Lets assume, my data is like
group_id col1
1 1 A,B
2 1 B,C
3 2 A,C
4 2 B,D
5 3 A,D
6 3 A,B,C,D
I would like to summarise/mutate col1 where its elements are intersected within same group (over group_id). My required output is like (if summarising)
group_id col1
1 1 B
2 2 <NA>
3 3 A,D
or like this (if mutating)
group_id col1
1 1 B
2 1 B
3 2 <NA>
4 2 <NA>
5 3 A,D
6 3 A,D
I can easily create a union by using function toString
but scratching my head for how to have common elements in the output.

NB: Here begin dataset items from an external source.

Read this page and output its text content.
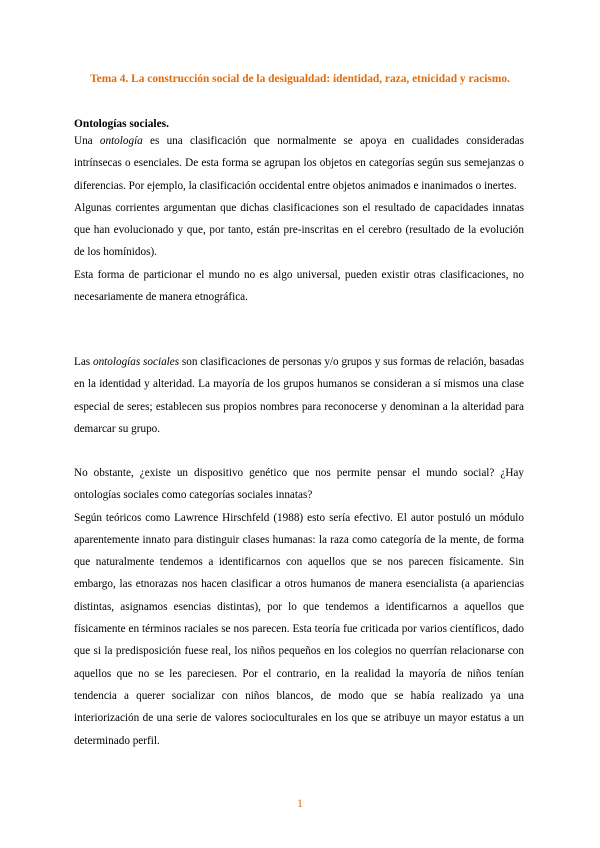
Tema 4. La construcción social de la desigualdad: identidad, raza, etnicidad y racismo.
Ontologías sociales.

Una ontología es una clasificación que normalmente se apoya en cualidades consideradas intrínsecas o esenciales. De esta forma se agrupan los objetos en categorías según sus semejanzas o diferencias. Por ejemplo, la clasificación occidental entre objetos animados e inanimados o inertes.

Algunas corrientes argumentan que dichas clasificaciones son el resultado de capacidades innatas que han evolucionado y que, por tanto, están pre-inscritas en el cerebro (resultado de la evolución de los homínidos).

Esta forma de particionar el mundo no es algo universal, pueden existir otras clasificaciones, no necesariamente de manera etnográfica.

Las ontologías sociales son clasificaciones de personas y/o grupos y sus formas de relación, basadas en la identidad y alteridad. La mayoría de los grupos humanos se consideran a sí mismos una clase especial de seres; establecen sus propios nombres para reconocerse y denominan a la alteridad para demarcar su grupo.

No obstante, ¿existe un dispositivo genético que nos permite pensar el mundo social? ¿Hay ontologías sociales como categorías sociales innatas?

Según teóricos como Lawrence Hirschfeld (1988) esto sería efectivo. El autor postuló un módulo aparentemente innato para distinguir clases humanas: la raza como categoría de la mente, de forma que naturalmente tendemos a identificarnos con aquellos que se nos parecen físicamente. Sin embargo, las etnorazas nos hacen clasificar a otros humanos de manera esencialista (a apariencias distintas, asignamos esencias distintas), por lo que tendemos a identificarnos a aquellos que físicamente en términos raciales se nos parecen. Esta teoría fue criticada por varios científicos, dado que si la predisposición fuese real, los niños pequeños en los colegios no querrían relacionarse con aquellos que no se les pareciesen. Por el contrario, en la realidad la mayoría de niños tenían tendencia a querer socializar con niños blancos, de modo que se había realizado ya una interiorización de una serie de valores socioculturales en los que se atribuye un mayor estatus a un determinado perfil.

1
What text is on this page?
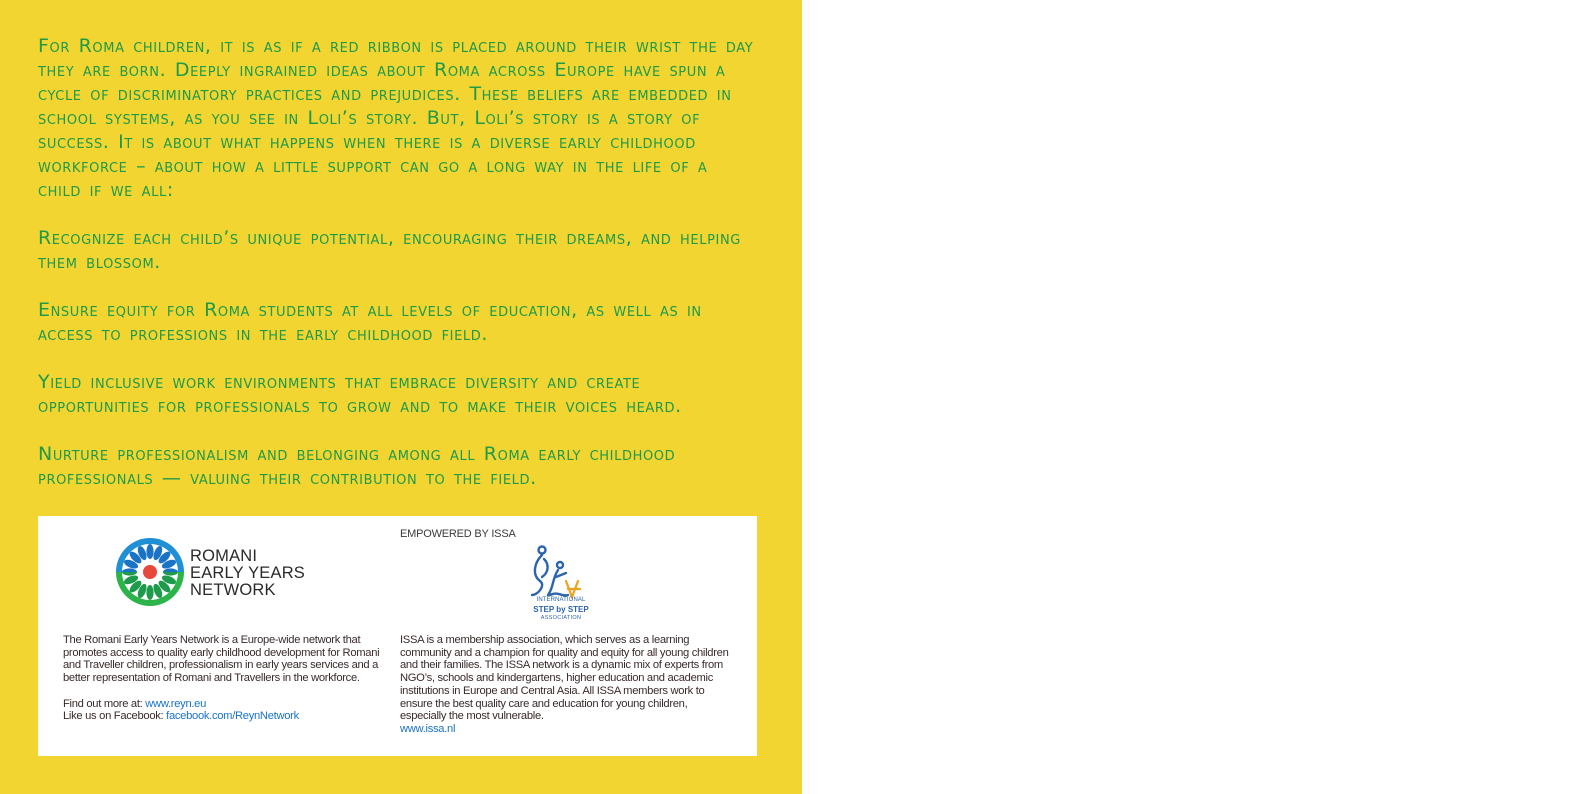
For Roma children, it is as if a red ribbon is placed around their wrist the day they are born. Deeply ingrained ideas about Roma across Europe have spun a cycle of discriminatory practices and prejudices. These beliefs are embedded in school systems, as you see in Loli’s story. But, Loli’s story is a story of success. It is about what happens when there is a diverse early childhood workforce – about how a little support can go a long way in the life of a child if we all:

Recognize each child’s unique potential, encouraging their dreams, and helping them blossom.

Ensure equity for Roma students at all levels of education, as well as in access to professions in the early childhood field.

Yield inclusive work environments that embrace diversity and create opportunities for professionals to grow and to make their voices heard.

Nurture professionalism and belonging among all Roma early childhood professionals — valuing their contribution to the field.

ROMANI
EARLY YEARS
NETWORK
EMPOWERED BY ISSA
INTERNATIONAL
STEP by STEP
ASSOCIATION

The Romani Early Years Network is a Europe-wide network that promotes access to quality early childhood development for Romani and Traveller children, professionalism in early years services and a better representation of Romani and Travellers in the workforce.

Find out more at: www.reyn.eu

Like us on Facebook: facebook.com/ReynNetwork

ISSA is a membership association, which serves as a learning community and a champion for quality and equity for all young children and their families. The ISSA network is a dynamic mix of experts from NGO’s, schools and kindergartens, higher education and academic institutions in Europe and Central Asia. All ISSA members work to ensure the best quality care and education for young children, especially the most vulnerable.

www.issa.nl
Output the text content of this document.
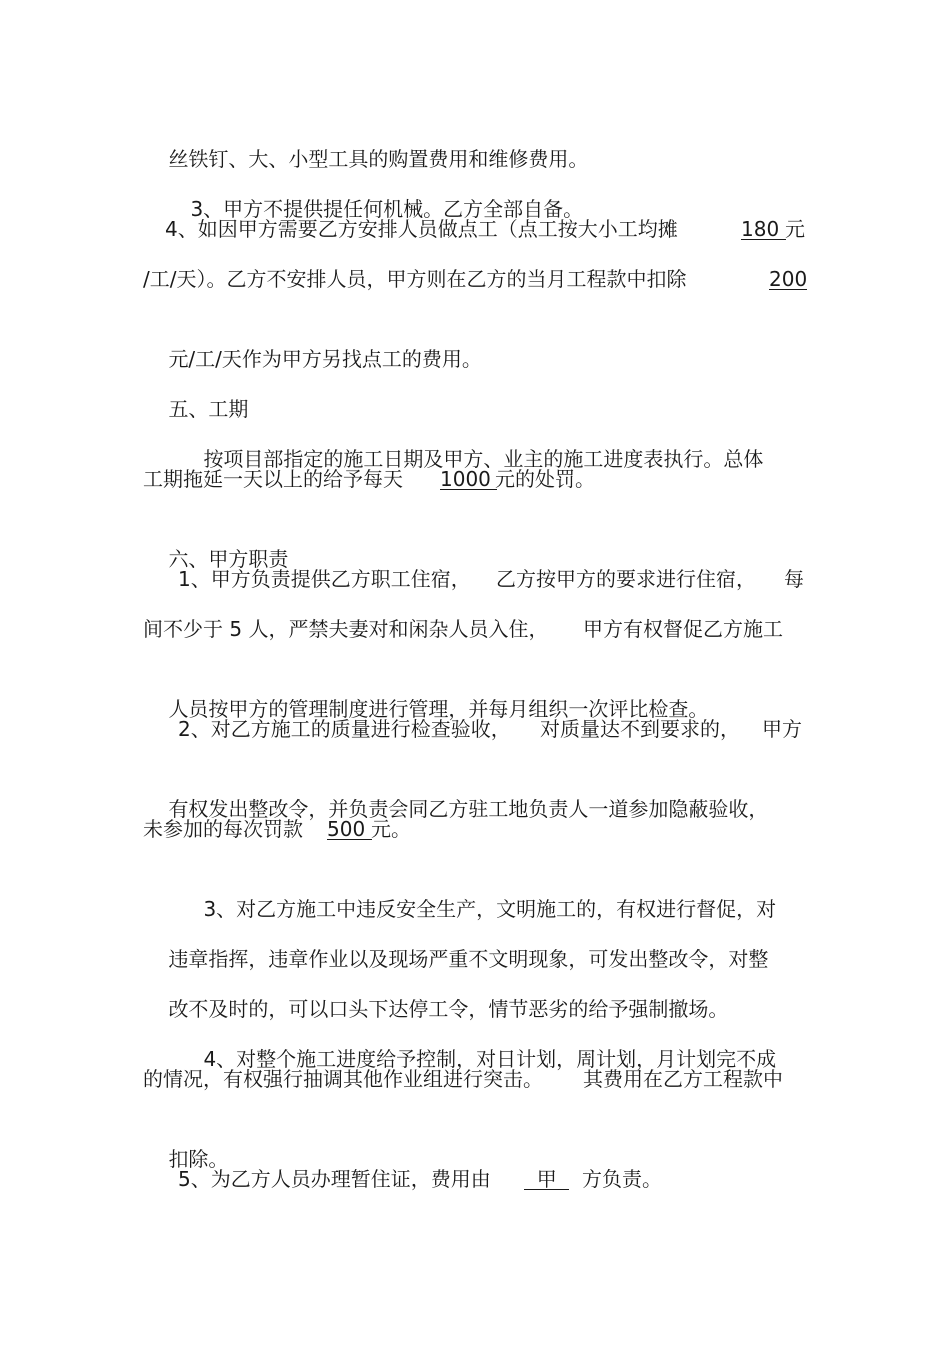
丝铁钉、大、小型工具的购置费用和维修费用。

3、甲方不提供提任何机械。乙方全部自备。

4、如因甲方需要乙方安排人员做点工（点工按大小工均摊

	180

元

/工/天）。乙方不安排人员，甲方则在乙方的当月工程款中扣除

	200

元/工/天作为甲方另找点工的费用。

五、工期

按项目部指定的施工日期及甲方、业主的施工进度表执行。总体

工期拖延一天以上的给予每天

1000

元的处罚。

六、甲方职责

1、甲方负责提供乙方职工住宿，

乙方按甲方的要求进行住宿，

每

间不少于 5 人，严禁夫妻对和闲杂人员入住，

甲方有权督促乙方施工

人员按甲方的管理制度进行管理，并每月组织一次评比检查。

2、对乙方施工的质量进行检查验收，

对质量达不到要求的，

甲方

有权发出整改令，并负责会同乙方驻工地负责人一道参加隐蔽验收，

未参加的每次罚款

500

元。

3、对乙方施工中违反安全生产，文明施工的，有权进行督促，对

违章指挥，违章作业以及现场严重不文明现象，可发出整改令，对整

改不及时的，可以口头下达停工令，情节恶劣的给予强制撤场。

4、对整个施工进度给予控制，对日计划，周计划，月计划完不成

的情况，有权强行抽调其他作业组进行突击。

其费用在乙方工程款中

扣除。

5、为乙方人员办理暂住证，费用由

甲

方负责。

Basically intersect
requires at least two arguments and is therefore not working here.
dput(df) is as under
df <- structure(list(group_id = c(1L, 1L, 2L, 2L, 3L, 3L), col1 = c("A,B",
"B,C", "A,C", "B,D", "A,D", "A,B,C,D")), class = "data.frame", row.names = c("1",
"2", "3", "4", "5", "6"))
You can split col1
on comma and use Reduce
+ intersect
to get common values in each group_id
.
library(dplyr)
df %>%
group_by(group_id) %>%
summarise(col1 = toString(Reduce(intersect, strsplit(col1, ','))))
# group_id col1
#* <int> <chr>
#1 1 "B"
#2 2 ""
#3 3 "A, D"